Chen is an applied mathematician teaching and researching at Texas A&M at Qatar who has been a faculty member in the Department of Mathematics at Texas A&M University’s main campus in College Station, Texas, USA since 1987. He led the interdisciplinary team of collaborators from Texas A&M, Penn State, Virginia Tech, MIT and the Qatar Environment and Energy Research Institute (QEERI) in simulating and modeling what might have happened to the plane.

The researchers used applied mathematics and computational fluid dynamics to conduct numerical simulations on the RAAD Supercomputer at Texas A&M at Qatar of a Boeing 777 plunging into the ocean, a so-called “water entry” problem in applied mathematics and aerospace engineering. The team simulated five different scenarios, including a gliding water entry similar to the one Capt. Chesley B. “Sully” Sullenberger skillfully performed when US Airways flight 1549 landed in the middle of New York City’s Hudson River, a feat that’s referred to as “the miracle on the Hudson.”

Chen said based on all available evidence — especially the lack of floating debris or oil spills near the area of the presumed crash — the mostly likely theory is that the plane entered the water at a vertical or steep angle.

In any rescue and recovery effort of airplane crashes in water, the look for floating debris and oil is key. For example, for the disaster of Air France’s flight 447 on 1 June 2009, 3,500 pieces of floating debris have been recovered.

So, Chen wondered, why has there been no debris found at all so far for MH370?

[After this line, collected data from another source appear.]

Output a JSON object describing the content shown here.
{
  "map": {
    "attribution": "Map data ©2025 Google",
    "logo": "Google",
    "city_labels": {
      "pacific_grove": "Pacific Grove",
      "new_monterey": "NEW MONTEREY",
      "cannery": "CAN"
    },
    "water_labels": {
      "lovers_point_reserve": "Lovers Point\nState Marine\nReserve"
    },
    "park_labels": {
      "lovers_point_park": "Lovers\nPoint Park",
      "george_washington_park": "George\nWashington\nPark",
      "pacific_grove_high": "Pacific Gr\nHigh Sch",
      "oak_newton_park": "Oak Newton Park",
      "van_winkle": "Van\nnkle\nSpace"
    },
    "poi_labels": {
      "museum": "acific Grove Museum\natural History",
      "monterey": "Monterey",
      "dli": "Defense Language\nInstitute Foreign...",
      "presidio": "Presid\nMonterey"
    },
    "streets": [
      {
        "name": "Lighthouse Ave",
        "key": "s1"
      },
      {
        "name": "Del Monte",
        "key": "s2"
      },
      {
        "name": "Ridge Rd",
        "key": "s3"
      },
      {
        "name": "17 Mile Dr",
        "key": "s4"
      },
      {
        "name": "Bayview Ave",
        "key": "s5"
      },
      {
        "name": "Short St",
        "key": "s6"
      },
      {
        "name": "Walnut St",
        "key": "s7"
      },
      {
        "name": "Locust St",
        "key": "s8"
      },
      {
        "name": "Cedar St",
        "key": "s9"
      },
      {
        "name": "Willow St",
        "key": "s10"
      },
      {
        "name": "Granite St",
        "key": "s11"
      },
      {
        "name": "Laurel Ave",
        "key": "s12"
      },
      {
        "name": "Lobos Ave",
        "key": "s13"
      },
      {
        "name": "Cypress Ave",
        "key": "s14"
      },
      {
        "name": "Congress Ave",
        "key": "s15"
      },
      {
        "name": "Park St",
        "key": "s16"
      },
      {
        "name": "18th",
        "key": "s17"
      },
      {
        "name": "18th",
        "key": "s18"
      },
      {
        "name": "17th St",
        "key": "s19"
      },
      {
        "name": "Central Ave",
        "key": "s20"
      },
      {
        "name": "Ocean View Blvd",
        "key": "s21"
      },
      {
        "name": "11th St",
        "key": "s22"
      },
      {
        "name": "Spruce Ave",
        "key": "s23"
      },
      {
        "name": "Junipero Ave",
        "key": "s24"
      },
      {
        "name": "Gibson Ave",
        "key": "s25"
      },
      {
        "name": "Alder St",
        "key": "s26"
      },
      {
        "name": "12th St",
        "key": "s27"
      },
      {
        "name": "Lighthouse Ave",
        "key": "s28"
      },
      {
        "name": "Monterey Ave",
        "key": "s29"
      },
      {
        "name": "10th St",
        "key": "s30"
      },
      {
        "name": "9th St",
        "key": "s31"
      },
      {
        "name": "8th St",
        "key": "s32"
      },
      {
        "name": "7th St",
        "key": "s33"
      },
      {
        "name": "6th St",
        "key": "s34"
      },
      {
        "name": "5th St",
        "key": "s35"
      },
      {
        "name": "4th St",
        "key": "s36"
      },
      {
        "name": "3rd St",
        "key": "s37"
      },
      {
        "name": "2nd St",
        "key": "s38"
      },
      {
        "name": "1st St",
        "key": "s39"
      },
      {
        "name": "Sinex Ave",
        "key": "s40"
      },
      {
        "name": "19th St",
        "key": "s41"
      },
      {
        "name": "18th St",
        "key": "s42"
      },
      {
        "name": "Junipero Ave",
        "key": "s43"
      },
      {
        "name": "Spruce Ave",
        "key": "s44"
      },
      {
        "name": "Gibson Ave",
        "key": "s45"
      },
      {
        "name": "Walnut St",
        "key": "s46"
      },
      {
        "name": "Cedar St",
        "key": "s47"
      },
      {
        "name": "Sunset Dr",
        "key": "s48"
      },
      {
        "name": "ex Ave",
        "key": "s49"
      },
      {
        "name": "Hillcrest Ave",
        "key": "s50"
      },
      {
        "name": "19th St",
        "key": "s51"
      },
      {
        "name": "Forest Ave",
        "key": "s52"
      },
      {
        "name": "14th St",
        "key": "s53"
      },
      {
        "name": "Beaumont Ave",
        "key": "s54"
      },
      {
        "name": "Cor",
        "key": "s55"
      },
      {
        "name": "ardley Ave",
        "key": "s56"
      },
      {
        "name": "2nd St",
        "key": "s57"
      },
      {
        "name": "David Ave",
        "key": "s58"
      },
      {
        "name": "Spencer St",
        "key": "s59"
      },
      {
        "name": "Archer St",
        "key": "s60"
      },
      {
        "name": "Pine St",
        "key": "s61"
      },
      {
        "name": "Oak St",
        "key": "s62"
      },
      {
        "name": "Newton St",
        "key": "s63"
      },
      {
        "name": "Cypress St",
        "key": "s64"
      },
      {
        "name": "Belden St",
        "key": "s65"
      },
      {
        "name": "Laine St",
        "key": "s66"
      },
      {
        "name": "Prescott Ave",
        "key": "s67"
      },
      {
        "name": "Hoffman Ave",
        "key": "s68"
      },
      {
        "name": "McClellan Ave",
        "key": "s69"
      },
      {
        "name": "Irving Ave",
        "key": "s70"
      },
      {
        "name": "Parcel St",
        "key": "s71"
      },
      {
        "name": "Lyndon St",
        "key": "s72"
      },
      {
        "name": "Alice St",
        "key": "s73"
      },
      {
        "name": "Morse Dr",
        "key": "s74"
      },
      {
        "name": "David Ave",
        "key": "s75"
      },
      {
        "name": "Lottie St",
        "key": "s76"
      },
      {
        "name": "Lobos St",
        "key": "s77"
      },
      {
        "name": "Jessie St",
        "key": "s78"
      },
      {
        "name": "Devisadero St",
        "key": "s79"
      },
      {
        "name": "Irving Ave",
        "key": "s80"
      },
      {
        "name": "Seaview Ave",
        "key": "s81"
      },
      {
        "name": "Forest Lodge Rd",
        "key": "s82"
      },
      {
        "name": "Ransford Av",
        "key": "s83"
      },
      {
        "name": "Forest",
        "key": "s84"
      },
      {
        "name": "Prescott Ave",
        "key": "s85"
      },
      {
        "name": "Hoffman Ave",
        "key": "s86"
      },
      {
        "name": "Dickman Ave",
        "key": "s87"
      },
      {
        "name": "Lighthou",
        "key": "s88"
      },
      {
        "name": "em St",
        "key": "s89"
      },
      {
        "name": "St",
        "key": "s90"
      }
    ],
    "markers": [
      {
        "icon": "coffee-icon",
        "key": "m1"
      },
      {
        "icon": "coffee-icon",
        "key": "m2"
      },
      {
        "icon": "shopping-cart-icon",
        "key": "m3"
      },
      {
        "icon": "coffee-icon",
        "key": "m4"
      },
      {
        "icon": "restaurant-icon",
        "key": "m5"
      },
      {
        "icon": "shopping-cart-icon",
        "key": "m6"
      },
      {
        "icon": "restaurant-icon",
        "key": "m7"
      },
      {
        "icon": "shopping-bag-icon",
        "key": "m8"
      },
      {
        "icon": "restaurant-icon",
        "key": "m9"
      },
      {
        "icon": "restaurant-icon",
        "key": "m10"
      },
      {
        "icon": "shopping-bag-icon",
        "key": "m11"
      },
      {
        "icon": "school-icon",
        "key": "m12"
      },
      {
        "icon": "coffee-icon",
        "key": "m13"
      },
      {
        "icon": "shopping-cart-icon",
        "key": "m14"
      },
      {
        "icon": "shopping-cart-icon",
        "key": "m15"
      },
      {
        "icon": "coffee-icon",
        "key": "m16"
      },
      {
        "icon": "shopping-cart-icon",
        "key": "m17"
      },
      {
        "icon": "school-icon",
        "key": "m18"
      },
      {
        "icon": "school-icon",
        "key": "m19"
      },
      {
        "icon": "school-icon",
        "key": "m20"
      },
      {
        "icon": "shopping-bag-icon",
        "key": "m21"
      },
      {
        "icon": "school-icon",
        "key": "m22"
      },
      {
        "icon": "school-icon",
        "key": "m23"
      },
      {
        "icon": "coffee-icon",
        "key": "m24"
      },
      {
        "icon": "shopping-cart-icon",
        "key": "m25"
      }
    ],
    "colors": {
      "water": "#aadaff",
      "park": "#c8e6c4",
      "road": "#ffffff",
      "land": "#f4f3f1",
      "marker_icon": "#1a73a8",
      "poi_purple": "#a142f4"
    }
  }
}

The fluid dynamic simulations indicate, for a vertical water entry of the plane, that there would be no large bending moment, which is what happens when an external force, or moment, is applied to a structural element (such as a plane), which then causes the fuselage to buckle and break up. As the vertical water-entry is the smoothest with only small bending moment in contrast with other angles of entry, the aircraft is less likely to experience “global failure,” or break-up on entry near the ocean surface, which would explain the lack of debris or oil near the presumed crash site.

Based also on the suggestions of other aviation experts, Chen said in such a situation the wings would have broken off almost immediately and, along with other heavy debris, would have sunk to the bottom of the ocean, leaving little or no trace to be spotted.

“The true final moments of MH370 are likely to remain a mystery until someday when its black box is finally recovered and decoded,” Chen said. “But forensics strongly supports that MH370 plunged into the ocean in a nosedive.”